The headline above the cartoon reads “When the Country with the biggest chip on its shoulder.” This ignores the reality that Israel is surrounded by Iranian terrorist proxies, Hamas, Hezbollah, the Houthis who are attacking it simultaneously. How Israel is to be described as having a chip on its shoulder in such circumstances seems to be wilfully blind and biased.
To the right a Hezbollah terrorist is drawn with an exploded pager in his hand out of which comes a large yellow star. The message here could not be more explicit. The yellow star represents the star that Jewish victims of the Holocaust were forced to wear under Nazi occupation and here they are reimagined avenging Nazi crimes by attacking Hezbollah. The layering of inherited trauma onto the Realpolitik of Hezbollah, illegally occupying southern Lebanon in defiance of U.N. resolution 1701, and indiscriminately firing rockets on Northen Israel since 8 October forcing 70,000 Israelis to flee their homes and murdering 12 Druze children is a historical distortion aimed at couching victims of the Holocaust as Israeli perpetrators.

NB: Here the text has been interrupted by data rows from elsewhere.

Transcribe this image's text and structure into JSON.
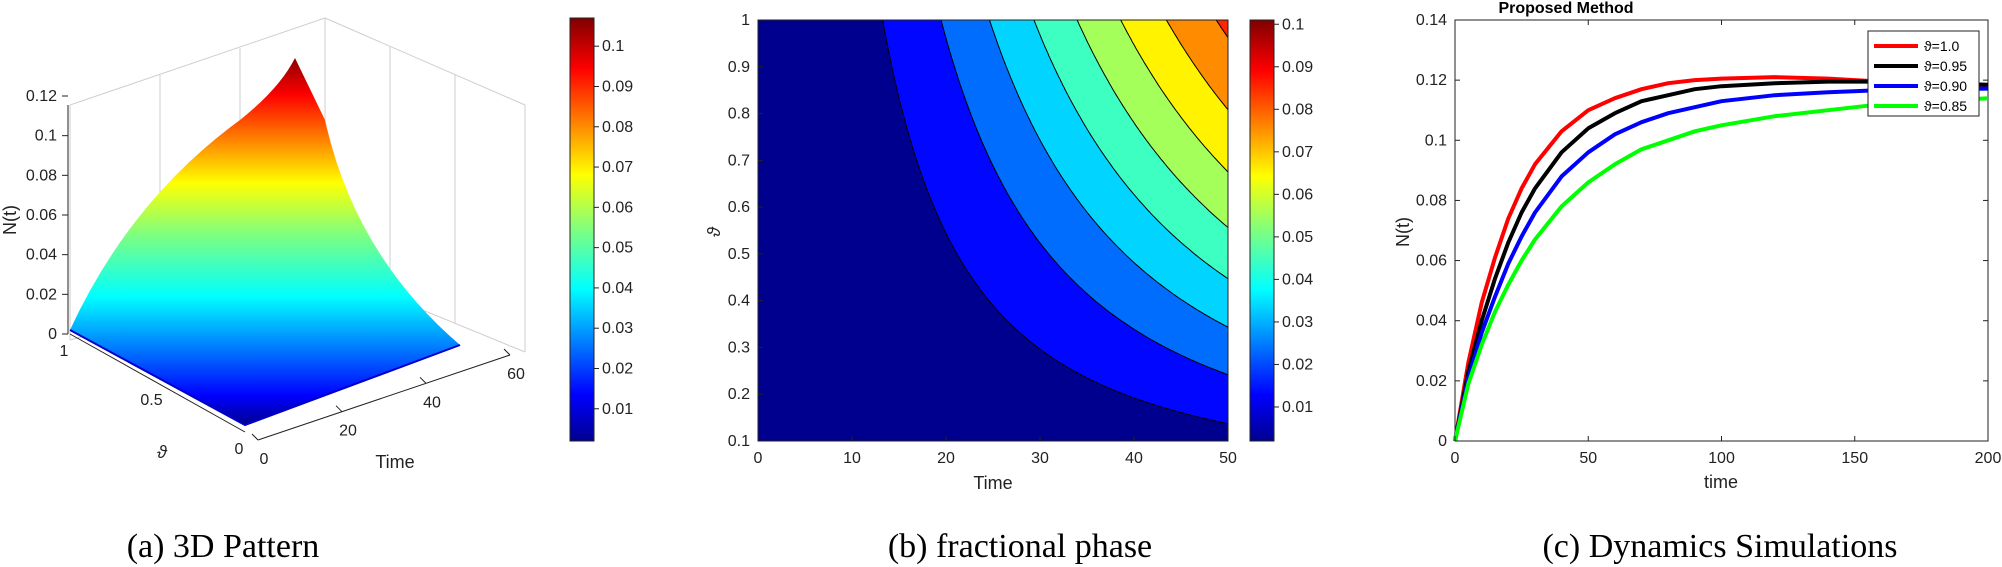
{
  "chart_data": [
    {
      "type": "surface",
      "caption": "(a) 3D Pattern",
      "zlabel": "N(t)",
      "xlabel": "Time",
      "ylabel": "ϑ",
      "x_ticks": [
        "0",
        "20",
        "40",
        "60"
      ],
      "y_ticks": [
        "0",
        "0.5",
        "1"
      ],
      "z_ticks": [
        "0",
        "0.02",
        "0.04",
        "0.06",
        "0.08",
        "0.1",
        "0.12"
      ],
      "xlim": [
        0,
        60
      ],
      "ylim": [
        0,
        1
      ],
      "zlim": [
        0,
        0.12
      ],
      "colorbar_ticks": [
        "0.01",
        "0.02",
        "0.03",
        "0.04",
        "0.05",
        "0.06",
        "0.07",
        "0.08",
        "0.09",
        "0.1"
      ],
      "colorbar_range": [
        0.002,
        0.107
      ],
      "colormap": "jet"
    },
    {
      "type": "contour",
      "caption": "(b) fractional phase",
      "xlabel": "Time",
      "ylabel": "ϑ",
      "x_ticks": [
        "0",
        "10",
        "20",
        "30",
        "40",
        "50"
      ],
      "y_ticks": [
        "0.1",
        "0.2",
        "0.3",
        "0.4",
        "0.5",
        "0.6",
        "0.7",
        "0.8",
        "0.9",
        "1"
      ],
      "xlim": [
        0,
        50
      ],
      "ylim": [
        0.1,
        1
      ],
      "colorbar_ticks": [
        "0.01",
        "0.02",
        "0.03",
        "0.04",
        "0.05",
        "0.06",
        "0.07",
        "0.08",
        "0.09",
        "0.1"
      ],
      "colorbar_range": [
        0.002,
        0.101
      ],
      "levels": [
        0.01,
        0.02,
        0.03,
        0.04,
        0.05,
        0.06,
        0.07,
        0.08,
        0.09,
        0.1
      ],
      "colormap": "jet"
    },
    {
      "type": "line",
      "caption": "(c) Dynamics Simulations",
      "title": "Proposed Method",
      "xlabel": "time",
      "ylabel": "N(t)",
      "x_ticks": [
        "0",
        "50",
        "100",
        "150",
        "200"
      ],
      "y_ticks": [
        "0",
        "0.02",
        "0.04",
        "0.06",
        "0.08",
        "0.1",
        "0.12",
        "0.14"
      ],
      "xlim": [
        0,
        200
      ],
      "ylim": [
        0,
        0.14
      ],
      "legend_position": "top-right",
      "x": [
        0,
        5,
        10,
        15,
        20,
        25,
        30,
        40,
        50,
        60,
        70,
        80,
        90,
        100,
        120,
        140,
        160,
        180,
        200
      ],
      "series": [
        {
          "name": "ϑ=1.0",
          "color": "#ff0000",
          "values": [
            0,
            0.026,
            0.046,
            0.061,
            0.074,
            0.084,
            0.092,
            0.103,
            0.11,
            0.114,
            0.117,
            0.119,
            0.12,
            0.1205,
            0.121,
            0.1205,
            0.1195,
            0.1185,
            0.1175
          ]
        },
        {
          "name": "ϑ=0.95",
          "color": "#000000",
          "values": [
            0,
            0.023,
            0.04,
            0.054,
            0.066,
            0.076,
            0.084,
            0.096,
            0.104,
            0.109,
            0.113,
            0.115,
            0.117,
            0.118,
            0.119,
            0.1195,
            0.1195,
            0.119,
            0.1185
          ]
        },
        {
          "name": "ϑ=0.90",
          "color": "#0000ff",
          "values": [
            0,
            0.021,
            0.036,
            0.048,
            0.059,
            0.068,
            0.076,
            0.088,
            0.096,
            0.102,
            0.106,
            0.109,
            0.111,
            0.113,
            0.115,
            0.116,
            0.1167,
            0.117,
            0.1172
          ]
        },
        {
          "name": "ϑ=0.85",
          "color": "#00ff00",
          "values": [
            0,
            0.019,
            0.032,
            0.043,
            0.052,
            0.06,
            0.067,
            0.078,
            0.086,
            0.092,
            0.097,
            0.1,
            0.103,
            0.105,
            0.108,
            0.11,
            0.112,
            0.113,
            0.114
          ]
        }
      ]
    }
  ]
}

Since the cartoon was published, the conflict has escalated significantly. The UNIFIL force patrolling the buffer zone whose mission is to enforce resolution 1701 have been caught hopelessly ill-equipped between the IDF and Hezbollah. Part of the force comes from Ireland. The Irish President claimed that the IDF were threatening them, a claim that the Irish commander denied, publicly. The president seems unaware that the mission of UNIFIL is to protect the civilians on both sides of the border. There is no mention by him or in the Irish media that it was Hezbollah who murdered Pte Sean Rooney in Lebanon, almost two years ago.
Conclusion
My Holocaust legacy means the perennial question of gauging the safety of my country of residence is never far from my mind. I have always been ready to flee at a moment’s notice. My wife and I have been having these discussions. For her, the now openly expressed antisemitism in Ireland is deeply disturbing. She is not Jewish, and the behaviour of her Irish compatriots continues to shock and disappoint her in equal measure. When we met, I wanted so much to protect her from my own fears, to contain my paranoia. Families like mine do not easily dismiss or downplay antisemitism. Living history tells us the price of that attitude is extortionate.

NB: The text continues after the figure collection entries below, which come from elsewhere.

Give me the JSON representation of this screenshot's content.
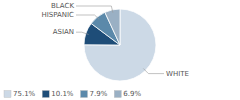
{
  "chart_data": {
    "type": "pie",
    "categories": [
      "WHITE",
      "ASIAN",
      "HISPANIC",
      "BLACK"
    ],
    "values": [
      75.1,
      10.1,
      7.9,
      6.9
    ],
    "value_labels": [
      "75.1%",
      "10.1%",
      "7.9%",
      "6.9%"
    ],
    "colors": [
      "#ccd9e6",
      "#1e4d78",
      "#5b89aa",
      "#9ab0c4"
    ],
    "legend": "bottom-left"
  }
}
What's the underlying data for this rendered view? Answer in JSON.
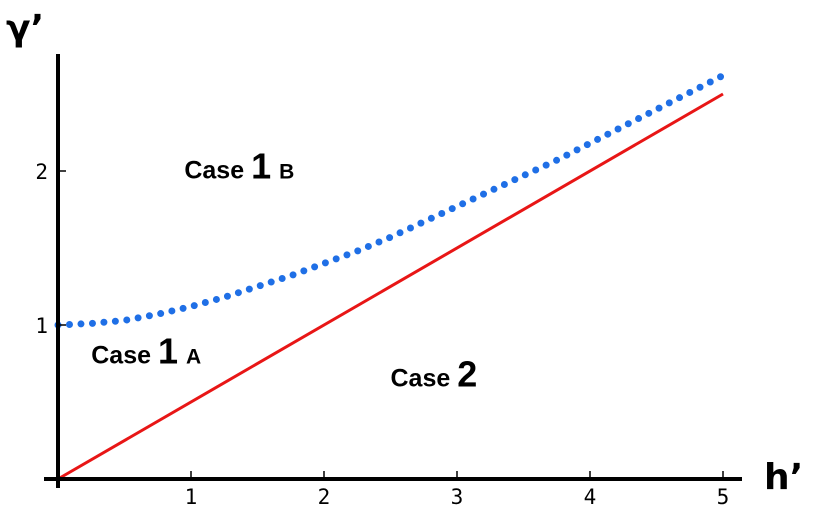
{
  "chart_data": {
    "type": "line",
    "title": "",
    "xlabel": "h’",
    "ylabel": "γ’",
    "xlim": [
      0,
      5.05
    ],
    "ylim": [
      0,
      2.8
    ],
    "xticks": [
      {
        "value": 1,
        "label": "1"
      },
      {
        "value": 2,
        "label": "2"
      },
      {
        "value": 3,
        "label": "3"
      },
      {
        "value": 4,
        "label": "4"
      },
      {
        "value": 5,
        "label": "5"
      }
    ],
    "yticks": [
      {
        "value": 1,
        "label": "1"
      },
      {
        "value": 2,
        "label": "2"
      }
    ],
    "grid": false,
    "legend": "none",
    "series": [
      {
        "style": "dotted",
        "color": "#1f6fe6",
        "x": [
          0,
          0.25,
          0.5,
          0.75,
          1.0,
          1.25,
          1.5,
          1.75,
          2.0,
          2.25,
          2.5,
          2.75,
          3.0,
          3.25,
          3.5,
          3.75,
          4.0,
          4.25,
          4.5,
          4.75,
          5.0
        ],
        "y": [
          1.0,
          1.01,
          1.03,
          1.07,
          1.12,
          1.18,
          1.25,
          1.32,
          1.4,
          1.48,
          1.57,
          1.67,
          1.77,
          1.87,
          1.97,
          2.07,
          2.18,
          2.29,
          2.4,
          2.51,
          2.62
        ]
      },
      {
        "style": "solid",
        "color": "#e81616",
        "x": [
          0,
          5
        ],
        "y": [
          0,
          2.5
        ]
      }
    ],
    "annotations": [
      {
        "main": "Case",
        "number": "1",
        "sub": "B",
        "x": 0.95,
        "y": 1.95
      },
      {
        "main": "Case",
        "number": "1",
        "sub": "A",
        "x": 0.25,
        "y": 0.75
      },
      {
        "main": "Case",
        "number": "2",
        "sub": "",
        "x": 2.5,
        "y": 0.6
      }
    ]
  }
}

But sharing a life with a second-generation survivor has its own challenges. Even though it was her encouragement and support that motivated me to tell my family story publicly, I wanted my wife to be spared the very suggestion of my worst fears. The Zeitgeist in Ireland says differently. But to show another face of Limerick, home to the infamous pogrom 120 years ago, Limerick is also my wife’s home town. Her father, a much-loved solicitor was friends with Benjamin Weizmann, the son of Chaim, Israel’s first president and her maternal grandmother often attended the sabbath dinners of their neighbour. Jewish characters were part of their lives, and I was embraced by my in-laws, unconditionally.
Right now, I’m prepared to fight on, to continue to honour the memory of my family. Fleeing my home in Europe because of antisemitism, with the Holocaust still in living memory, cannot be allowed to happen. In Ireland we have no antisemitism watchdogs. Along with my organisation, Holocaust Awareness Ireland, the Jewish Representative Council with links to the World Jewish Congress is a vocal advocate for Jewish rights, highlighting incidents of antisemitism when they occur. But we both run our organisations part time with no government funding. There are only a handful of brave individuals who also challenge the public narrative and speak out. We are outnumbered and overwhelmed.
I want the politicians in Ireland to properly recognise how difficult life has become for Jews living here and for education courses on antisemitism to be mandatory in schools, in universities and the workplace. I want Israel, where half the world’s Jewish population live, to exist. I want an immediate ceasefire in Gaza, a return of the hostages, an end to regional hostilities and a sustainable, just peace settlement for Israelis and Palestinians based on a two-state solution. This makes me neither a spokesman for Israel nor the Palestinians and it certainly does not make me a Nazi. However, that Anti-Zionism has metamorphosized into a new form of antisemitism is no longer a debate.